Cotsarelis and his colleagues showed that the formation of fat in the skin and hair follicles are separate developmental events, but they are, nevertheless, linked. Hair follicles form first, and the factors required to induce hair follicle formation that are produced by the regenerating hair follicle can also convert surrounding myofibroblasts into fat cells instead of a scar. This underlying fat does not form without the formation of these new hair follicles. These new fat cells are indistinguishable from pre-existing skin-based fat cells that give the healed wound a natural look instead of leaving a scar. Cotsarelis and his gang discovered that a factor secreted by hair follicles called Bone Morphogenetic Protein (BMP) instructs the myofibroblasts to become fat. This single finding represents a tectonic shift on our understanding of myofibroblasts.
“Typically, myofibroblasts were thought to be incapable of becoming a different type of cell,” Cotsarelis said. “But our work shows we have the ability to influence these cells, and that they can be efficiently and stably converted into adipocytes.” This was shown in both the mouse and in human keloid cells grown in culture.
“The findings show we have a window of opportunity after wounding to influence the tissue to regenerate rather than scar,” said the study’s lead author Maksim Plikus, PhD, an assistant professor of Developmental and Cell Biology at the University of California, Irvine. Plikus began this research as a postdoctoral fellow in the Cotsarelis Laboratory at Penn, and the two institutions have continued to collaborate.

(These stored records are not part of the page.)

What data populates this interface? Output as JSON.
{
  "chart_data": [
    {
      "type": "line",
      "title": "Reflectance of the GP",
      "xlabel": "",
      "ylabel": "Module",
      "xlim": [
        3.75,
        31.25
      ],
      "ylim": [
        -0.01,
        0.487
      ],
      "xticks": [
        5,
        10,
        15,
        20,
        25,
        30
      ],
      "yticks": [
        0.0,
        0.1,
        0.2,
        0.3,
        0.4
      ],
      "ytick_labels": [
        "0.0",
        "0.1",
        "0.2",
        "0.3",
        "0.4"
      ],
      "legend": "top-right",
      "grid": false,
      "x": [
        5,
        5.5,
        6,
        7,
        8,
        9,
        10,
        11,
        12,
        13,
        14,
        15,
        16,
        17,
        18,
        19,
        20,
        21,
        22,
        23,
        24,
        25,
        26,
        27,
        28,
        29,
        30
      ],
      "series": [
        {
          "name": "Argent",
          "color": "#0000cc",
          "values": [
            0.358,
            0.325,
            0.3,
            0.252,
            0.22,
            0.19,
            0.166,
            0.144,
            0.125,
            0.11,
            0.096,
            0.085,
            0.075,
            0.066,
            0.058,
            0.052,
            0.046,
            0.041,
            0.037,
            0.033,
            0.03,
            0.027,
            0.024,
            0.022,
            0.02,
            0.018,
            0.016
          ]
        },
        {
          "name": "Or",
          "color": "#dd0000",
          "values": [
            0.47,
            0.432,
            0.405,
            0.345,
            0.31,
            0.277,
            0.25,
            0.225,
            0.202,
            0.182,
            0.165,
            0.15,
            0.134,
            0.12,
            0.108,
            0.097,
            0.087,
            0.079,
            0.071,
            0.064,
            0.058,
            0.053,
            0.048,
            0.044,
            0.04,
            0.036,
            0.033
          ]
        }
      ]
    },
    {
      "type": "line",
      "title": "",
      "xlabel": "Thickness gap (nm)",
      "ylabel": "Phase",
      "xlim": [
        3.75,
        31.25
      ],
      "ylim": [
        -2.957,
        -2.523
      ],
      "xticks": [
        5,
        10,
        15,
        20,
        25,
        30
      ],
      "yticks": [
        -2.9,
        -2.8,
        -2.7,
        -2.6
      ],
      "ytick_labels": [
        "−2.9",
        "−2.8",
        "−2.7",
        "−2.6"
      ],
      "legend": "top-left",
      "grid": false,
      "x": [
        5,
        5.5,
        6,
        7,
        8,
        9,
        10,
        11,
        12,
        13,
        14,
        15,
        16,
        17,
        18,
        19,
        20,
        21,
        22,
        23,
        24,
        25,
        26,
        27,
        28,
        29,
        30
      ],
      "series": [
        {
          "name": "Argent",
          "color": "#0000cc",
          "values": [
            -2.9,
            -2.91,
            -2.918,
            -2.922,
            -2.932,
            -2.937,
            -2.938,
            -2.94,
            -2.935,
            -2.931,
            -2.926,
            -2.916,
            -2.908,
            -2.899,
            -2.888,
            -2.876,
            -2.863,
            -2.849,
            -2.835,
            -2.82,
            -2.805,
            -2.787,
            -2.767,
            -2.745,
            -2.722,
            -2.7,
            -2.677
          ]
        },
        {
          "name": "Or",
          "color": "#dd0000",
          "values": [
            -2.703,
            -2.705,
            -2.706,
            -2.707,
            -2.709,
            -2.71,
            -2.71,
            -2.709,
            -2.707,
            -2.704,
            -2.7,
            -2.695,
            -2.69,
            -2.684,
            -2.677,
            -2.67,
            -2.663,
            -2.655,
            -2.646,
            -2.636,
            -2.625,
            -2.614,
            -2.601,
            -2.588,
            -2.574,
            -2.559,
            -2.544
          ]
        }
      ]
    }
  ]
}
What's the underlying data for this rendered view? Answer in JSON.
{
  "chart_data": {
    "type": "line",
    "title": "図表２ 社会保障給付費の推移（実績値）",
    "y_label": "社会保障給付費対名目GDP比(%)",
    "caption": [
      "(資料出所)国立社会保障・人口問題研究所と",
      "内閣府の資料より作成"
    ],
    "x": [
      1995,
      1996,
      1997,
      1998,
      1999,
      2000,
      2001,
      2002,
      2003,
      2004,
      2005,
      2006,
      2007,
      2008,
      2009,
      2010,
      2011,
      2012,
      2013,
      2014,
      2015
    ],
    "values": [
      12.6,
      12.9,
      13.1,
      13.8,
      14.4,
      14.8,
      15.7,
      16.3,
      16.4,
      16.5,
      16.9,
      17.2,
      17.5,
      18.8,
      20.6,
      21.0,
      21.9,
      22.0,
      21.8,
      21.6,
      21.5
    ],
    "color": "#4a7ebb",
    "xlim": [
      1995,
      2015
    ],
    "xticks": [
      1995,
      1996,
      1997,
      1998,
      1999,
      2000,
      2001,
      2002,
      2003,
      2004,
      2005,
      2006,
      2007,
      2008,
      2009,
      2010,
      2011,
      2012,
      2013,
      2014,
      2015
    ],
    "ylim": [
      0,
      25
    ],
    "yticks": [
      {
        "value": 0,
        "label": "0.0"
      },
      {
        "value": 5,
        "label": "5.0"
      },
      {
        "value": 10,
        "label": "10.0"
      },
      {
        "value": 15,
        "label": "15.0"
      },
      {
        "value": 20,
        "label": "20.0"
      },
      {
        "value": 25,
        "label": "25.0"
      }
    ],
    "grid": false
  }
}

These new findings might very well revolutionize dematological wound treatments. These data might be useful for developing therapies that drive myofibroblasts to differentiate into adipocytes that can help wounds heal without scarring.
As Cotsarelis put it: “It’s highly desirable from a clinical standpoint, but right now it’s an unmet need.”
However, wound treatments are not the only use for this work. Fat cell loss is a common complication of other clinical conditions. HIV treatments, cancer, scleroderma, are just a few of the diseases that can cause wasting and drastic weight loss. Also, because fat cells are also lost naturally because of the aging process, especially in the face, which leads to permanent, deep wrinkles, something that available anti-aging treatments cannot satisfactorily address.
“Our findings can potentially move us toward a new strategy to regenerate adipocytes in wrinkled skin, which could lead us to brand new anti-aging treatments,” Cotsarelis said.
The Cotsarelis Lab is now examining how hair follicle regeneration can promote skin regeneration. The Plikus Laboratory would like to know more about the role of BMP in wound healing and are conducting further studies with using human cells and human scar tissue.